Crans-Montana, Giovanni Tamburi aiutava un senzatetto: la famiglia gli dedica un dormitorio

I genitori già in contatto con il sindaco Matteo Lepore. E sull'inchiesta dicono: "Chi non ha fatto i controlli ha più colpe"

© Tgcom

Ora che lui non c'è più, la sua famiglia proverà a realizzare uno dei suoi sogni. La famiglia è quella di Giovanni Tamburi, uno dei sei ragazzi italiani morti nel rogo di Crans-Montana nella notte di Capodanno.

Previsto un incontro con il sindaco -

 I familiari di Giovanni Tamburi, 16enne amante dello studio, del Bologna e del golf, hanno scoperto da poco che il 16enne di Bologna spesso aiutava un clochard della zona portandogli da mangiare.

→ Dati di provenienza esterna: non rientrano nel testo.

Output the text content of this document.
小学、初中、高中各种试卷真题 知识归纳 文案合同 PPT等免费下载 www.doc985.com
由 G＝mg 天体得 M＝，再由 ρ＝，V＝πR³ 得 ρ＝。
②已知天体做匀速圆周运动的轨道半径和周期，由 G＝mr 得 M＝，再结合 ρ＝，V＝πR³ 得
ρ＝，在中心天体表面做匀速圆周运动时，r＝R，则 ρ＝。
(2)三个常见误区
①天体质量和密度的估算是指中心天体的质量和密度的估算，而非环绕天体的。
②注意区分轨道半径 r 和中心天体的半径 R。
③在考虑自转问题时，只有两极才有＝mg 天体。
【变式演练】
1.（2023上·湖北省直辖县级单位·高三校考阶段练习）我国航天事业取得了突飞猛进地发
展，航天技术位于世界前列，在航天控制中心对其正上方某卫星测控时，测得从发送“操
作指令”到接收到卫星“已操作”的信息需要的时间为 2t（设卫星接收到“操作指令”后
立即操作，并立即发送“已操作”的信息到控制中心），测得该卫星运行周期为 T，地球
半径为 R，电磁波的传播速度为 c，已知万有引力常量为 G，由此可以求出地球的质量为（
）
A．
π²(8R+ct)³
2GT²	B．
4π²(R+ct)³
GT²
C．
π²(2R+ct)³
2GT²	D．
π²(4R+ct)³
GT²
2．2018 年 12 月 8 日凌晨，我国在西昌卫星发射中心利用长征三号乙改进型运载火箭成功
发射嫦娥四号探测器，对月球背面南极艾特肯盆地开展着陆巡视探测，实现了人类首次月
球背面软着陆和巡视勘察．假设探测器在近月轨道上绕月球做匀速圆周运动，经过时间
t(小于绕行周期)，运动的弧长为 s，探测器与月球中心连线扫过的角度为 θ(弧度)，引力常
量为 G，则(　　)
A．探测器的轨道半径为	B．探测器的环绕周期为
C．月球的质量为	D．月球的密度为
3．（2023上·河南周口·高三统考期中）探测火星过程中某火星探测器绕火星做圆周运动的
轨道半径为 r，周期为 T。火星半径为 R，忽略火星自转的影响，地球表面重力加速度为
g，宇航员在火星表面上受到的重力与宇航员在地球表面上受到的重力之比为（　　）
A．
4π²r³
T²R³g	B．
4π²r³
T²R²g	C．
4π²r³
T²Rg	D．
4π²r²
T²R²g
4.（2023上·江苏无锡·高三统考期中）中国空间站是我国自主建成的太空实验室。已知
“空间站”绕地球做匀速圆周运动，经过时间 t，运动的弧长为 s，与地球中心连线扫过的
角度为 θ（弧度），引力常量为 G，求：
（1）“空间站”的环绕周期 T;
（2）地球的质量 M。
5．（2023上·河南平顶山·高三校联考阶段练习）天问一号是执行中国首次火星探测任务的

Un'abitudine del figlio di cui i genitori non sapevano nulla. Ora sarà il padre a portare avanti la volontà del giovane di aiutare i più fragili: l'obiettivo è quello di poter realizzare un dormitorio o una struttura simile e di intitolarla al ragazzo scomparso. Nei prossimi giorni Giuseppe Tamburi, papà del 16enne, incontrerà il sindaco di Bologna Matteo Lepore proprio per valutare la fattibilità dell'idea.

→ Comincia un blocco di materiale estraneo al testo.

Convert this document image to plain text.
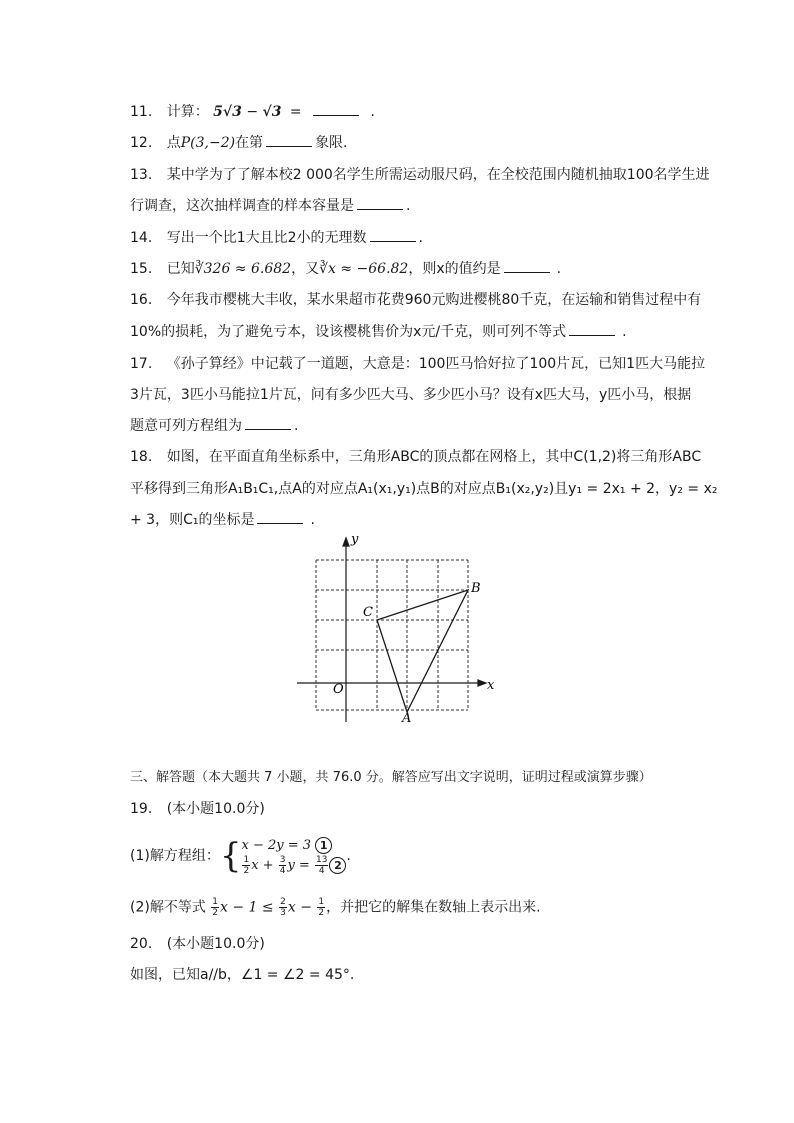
11. 计算： 5√3 − √3 =	.
12. 点P(3,−2)在第	象限.
13. 某中学为了了解本校2 000名学生所需运动服尺码，在全校范围内随机抽取100名学生进
行调查，这次抽样调查的样本容量是	.
14. 写出一个比1大且比2小的无理数	.
15. 已知∛326 ≈ 6.682，又∛x ≈ −66.82，则x的值约是	.
16. 今年我市樱桃大丰收，某水果超市花费960元购进樱桃80千克，在运输和销售过程中有
10%的损耗，为了避免亏本，设该樱桃售价为x元/千克，则可列不等式	.
17. 《孙子算经》中记载了一道题，大意是：100匹马恰好拉了100片瓦，已知1匹大马能拉
3片瓦，3匹小马能拉1片瓦，问有多少匹大马、多少匹小马？设有x匹大马，y匹小马，根据
题意可列方程组为	.
18. 如图，在平面直角坐标系中，三角形ABC的顶点都在网格上，其中C(1,2)将三角形ABC
平移得到三角形A₁B₁C₁,点A的对应点A₁(x₁,y₁)点B的对应点B₁(x₂,y₂)且y₁ = 2x₁ + 2，y₂ = x₂
+ 3，则C₁的坐标是	.
y
x
O
A
B
C
三、解答题（本大题共 7 小题，共 76.0 分。解答应写出文字说明，证明过程或演算步骤）
19. (本小题10.0分)
(1)解方程组： { x − 2y = 3 1
$\frac{1}{2}$ $x + \frac{3}{4}$ $y = \frac{13}{4} 2$
.
(2)解不等式 $\frac{1}{2}$ $x - 1 \le \frac{2}{3}$ $x - \frac{1}{2}$ ，并把它的解集在数轴上表示出来.
20. (本小题10.0分)
如图，已知a//b，∠1 = ∠2 = 45°.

Passi avanti per una indagine comune -

 Intanto, per quanto riguarda le indagini, è delle ultime ore la notizia che la Procura del Canton Vallese ha concesso l’assistenza giudiziaria all’Italia nell’ambito dell’inchiesta sull’incendio scoppiato la notte di Capodanno a Crans-Montana. La decisione segue la rogatoria presentata dalla procura di Roma ed è stata confermata dall’Ufficio federale di giustizia, autorità centrale per la cooperazione giudiziaria internazionale. L’obiettivo è mettere in comune risorse e competenze, favorendo uno scambio diretto di informazioni. In quest’ottica, il 19 febbraio è previsto un primo incontro tecnico tra le autorità penali dei due Paesi.

In merito all'indagine e agli indagati che negli ultimi giorni sono saliti a quattro - oltre ai due gestori del locale, l’attuale responsabile della sicurezza pubblica del Comune e il suo predecessore - il padre di Tamburi commenta a il Resto del Carlino: "Finalmente, speriamo sia il primo passo verso una giustizia piena per Giovanni e tutti gli altri ragazzi". Nei giorni scorsi aveva anche detto "Giusto l’arresto dei gestori, anche loro devono pagare, ma sono più colpevoli quelli che non hanno fatto i controlli. Sono più colpevoli le autorità che hanno svolto i controlli nel locale lasciando correre, controlli che, se invece fossero stati eseguiti correttamente, avrebbero potuto salvare delle vite. Sono stati negligenti. E io spero che un giorno anche quelle persone paghino per i loro errori. Perché hanno fallito".